John Isner rallies to reach Atlanta Open final
Two- t i me defending champion John Isner rallied to reach his 19th ATP Tour final and fifth in the Atlanta Open, beating friend and qualifier Denis Kudla 4-6, 6-2, 7-5 on Saturday.
The top-seeded former University of Georgia star locked in his serve against his Tampa, Florida, neighbor, shutting out his frequent practice partner by winning all 16 of his service points in the second set. Isner then took 24 points off 30 serves in the third.
“I was hitting them bigger, which is a good sign,” Isner said after moving his Atlanta record to 19-3 with his 11th consecutive win at Atlantic Station. “I got stronger and stronger as that match went on. I was feeling not so great in the first set, winded.”
After dropping 25 aces on Kudla to push his tournament-leading total to 77 in three matches, the top seed will seek his 10th ATP title against a player who appears suited to give him trouble.
In the night semifinal, fifth-seeded Marcos Baghditis of Cyprus beat the tournament’s other big server, seventh-seeded Gilles Muller of Luxemborg, 6-7 (4), 6-3, 7-6 (4) on the strength of his return game.
The seventh-seeded Muller entered Saturday as the only Atlanta player yet to lose serve, and trails only Isner in aces (77-52).
He won his first 32 service games in the tournament, including six in the first set.
Then, Baghdatis began to figure out the big-serving left-hander, breaking Muller once in the second set, and twice in the third to reach his 12th ATP final in search of his fifth title.
After scoring on just one of Muller’s 23 first serves in the first set, Baghdatis scored on 9 of 26 of Muller’s serves in the second set and on 20 of 47 in the third.

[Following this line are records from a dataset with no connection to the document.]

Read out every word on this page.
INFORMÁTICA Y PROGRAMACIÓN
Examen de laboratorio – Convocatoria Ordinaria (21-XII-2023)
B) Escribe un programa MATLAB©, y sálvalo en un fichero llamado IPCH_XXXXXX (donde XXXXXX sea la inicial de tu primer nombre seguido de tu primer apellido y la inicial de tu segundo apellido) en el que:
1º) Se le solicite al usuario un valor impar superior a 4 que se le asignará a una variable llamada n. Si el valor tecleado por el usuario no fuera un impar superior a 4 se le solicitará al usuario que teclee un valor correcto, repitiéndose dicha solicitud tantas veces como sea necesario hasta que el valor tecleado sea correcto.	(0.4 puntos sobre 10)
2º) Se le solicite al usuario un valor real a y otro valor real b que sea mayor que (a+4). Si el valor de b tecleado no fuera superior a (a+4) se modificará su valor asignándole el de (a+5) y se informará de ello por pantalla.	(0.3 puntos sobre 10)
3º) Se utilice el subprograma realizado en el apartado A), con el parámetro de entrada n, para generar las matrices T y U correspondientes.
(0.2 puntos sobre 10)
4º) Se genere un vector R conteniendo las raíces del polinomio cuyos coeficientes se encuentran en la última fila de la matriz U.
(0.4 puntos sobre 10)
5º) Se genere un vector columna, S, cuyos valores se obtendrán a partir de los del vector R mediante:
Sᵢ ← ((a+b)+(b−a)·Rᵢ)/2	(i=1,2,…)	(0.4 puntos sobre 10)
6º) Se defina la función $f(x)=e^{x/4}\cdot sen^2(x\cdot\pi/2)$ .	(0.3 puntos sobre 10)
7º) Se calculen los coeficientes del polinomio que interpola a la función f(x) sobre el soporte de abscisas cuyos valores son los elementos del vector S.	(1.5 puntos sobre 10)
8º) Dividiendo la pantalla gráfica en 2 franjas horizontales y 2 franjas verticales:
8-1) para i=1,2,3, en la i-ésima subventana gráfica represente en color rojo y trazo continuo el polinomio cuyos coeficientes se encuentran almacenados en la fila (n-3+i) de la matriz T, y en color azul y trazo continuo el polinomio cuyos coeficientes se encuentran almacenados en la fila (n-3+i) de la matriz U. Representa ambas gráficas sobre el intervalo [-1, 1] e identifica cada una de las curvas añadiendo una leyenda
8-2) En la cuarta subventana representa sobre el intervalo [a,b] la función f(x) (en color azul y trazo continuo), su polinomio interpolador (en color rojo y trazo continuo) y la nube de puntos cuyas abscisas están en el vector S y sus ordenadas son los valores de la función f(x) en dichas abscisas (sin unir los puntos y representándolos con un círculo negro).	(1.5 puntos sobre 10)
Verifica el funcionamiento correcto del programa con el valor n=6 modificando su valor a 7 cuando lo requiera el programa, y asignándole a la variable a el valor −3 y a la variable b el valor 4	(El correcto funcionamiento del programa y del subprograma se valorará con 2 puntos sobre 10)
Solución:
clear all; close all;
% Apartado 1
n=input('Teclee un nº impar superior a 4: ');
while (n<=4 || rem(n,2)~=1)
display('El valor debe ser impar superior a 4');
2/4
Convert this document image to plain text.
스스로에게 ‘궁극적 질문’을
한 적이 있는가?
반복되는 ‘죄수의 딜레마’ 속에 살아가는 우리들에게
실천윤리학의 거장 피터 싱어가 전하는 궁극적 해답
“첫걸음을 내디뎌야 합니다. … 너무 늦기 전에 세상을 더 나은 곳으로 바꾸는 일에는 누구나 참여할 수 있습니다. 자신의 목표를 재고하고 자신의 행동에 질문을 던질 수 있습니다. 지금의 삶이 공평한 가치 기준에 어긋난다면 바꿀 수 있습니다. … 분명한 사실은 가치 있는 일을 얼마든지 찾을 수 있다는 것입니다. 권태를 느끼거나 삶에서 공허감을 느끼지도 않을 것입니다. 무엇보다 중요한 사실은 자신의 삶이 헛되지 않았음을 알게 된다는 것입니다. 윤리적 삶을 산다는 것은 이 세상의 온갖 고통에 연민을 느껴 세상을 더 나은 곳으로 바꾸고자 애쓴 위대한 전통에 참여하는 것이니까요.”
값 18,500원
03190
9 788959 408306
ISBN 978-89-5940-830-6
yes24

“I think (Muller) lost his rhythm, and I started messing up his targets,” Baghdatis said.
Although 0-5 against Isner, all on hard courts like Atlanta’s, the colorful Cypriot said with a chuckle that Sunday’s key, “I think will be about messing up (Isner’s) game, and taking his eyes off the ball.”
The former world No. 8 (August, 2008) who fell in his past seven ATP semifinals, bent down after his win and kissed the court. He did the same Friday after beating secondseed Vasek Pospisil in straight sets.
“Baghdatis will be different,” Is- ner said. “He returns very well.”
Isner played the last two sets differently than the first, unleashing his greatest weapon and ripping several serves at 140 and 141 mph.
After winning a rock-steady first set, the 22-year-old Kudla — who warmed Isner up at Wimbledon in 2010 before Isner played the longest match in history, an 11-hour, 5-minute win over Nicolas Mahut — made all the key mistakes in his first ATP semifinal (to Isner’s 39th).
Kudla was on a 17-2 streak into the match, along the way becoming the first American male since 2012 to reach the round of 16 at Wimbledon.
But Isner broke serve twice in the second set, each time winning as Kudla sent easy forehands from the baseline into the net to cede Isner a lead of 3-1 and then the set.
The only break of the final set came on another Kudla forehand mistake, when he sent one wide to end the match.
“He stayed a little more disciplined than he would in some practice moments,” Kudla said of Isner. “He started flattening out his serve. In the beginning, he was trying to pick his spots and I could get a racket on it. When he gets up toward 140, that’s when it gets tough.”